大学のゼミがはじまる時間。今日発表担当のP君がなかなか現れない。教室がざわつきだしたころ、別の学生が、「先生、今Pから、コピー機が混んでてレジュメの印刷でちょっと遅れるってLINE入りました」と告げる。

……発表のときくらい不測の事態にも備えておけ、と一喝すべきか、あるいは、これが卒論提出なら即留年なのだがレジュメでまだよかった、くらいの嫌味で済ませるべきか、頭を悩ませつつ待つことさらに十数分、「先生!」、かの学生が大音声で再び報告に及ぶ。

「大量のミスコピーをしてしまい、心が折れたのでこのまま帰ります、って、Pから」

いかに繊細な心を持つ若者たちでも、さすがにこのP君の心のかぼそさには私とともに驚いてくれるのではないかと思う。そのときも、周りの学生たちの口からP君を責めることばは出てこなかったが、それは待ちぼうけを食わされた怒りよりも、呆れていたのだと思う。そしておそらく、P君のことが少し心配になった、これからどうするのだろう、と。

教員としても悩ましい。どうやってこの状況をフォローアップするか。この無責任ともいえる失態を一言も叱らずにいれば、示しがつかないだろう。しかし、そもそもP君は来週姿を見せるのだろうか。帰ったということは、みんなにあわせる顔がないということだろうから、もう十分に反省しているのではないか。いや、反省を超えてこのまま「折れた心」を抱えてどこかへ消えていってしまうのではないか。

とりあえず来週を待たず、事務所を通じて連絡してもらい、話を聞くことにして、結果ことなきを得た。当人はうまく言語化できなかったが、要はそのときパニックになってどうしてよいかわからなくなってしまったのだ。

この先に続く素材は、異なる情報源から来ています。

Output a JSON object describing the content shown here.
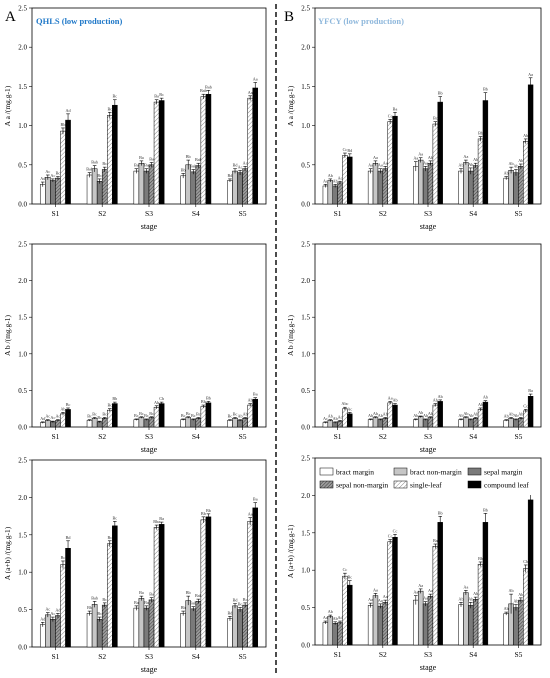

このまま教室に行ったら必ずみんなから白い眼で見られる、嫌味なあの教師から叱られる、と思ったに違いない。その方がよほど自分の評価を下げることになることにまで思い及ばず、そのまま逃げ帰るしかなかった。つまり「心が折れる」とは、「心」の問題というよりむしろ一種の「思考停止」状態のことを言うのではないか。

どうすればそうしたどんづまりから抜け出せる、あるいはそもそもそこに陥らないようにできるだろうか。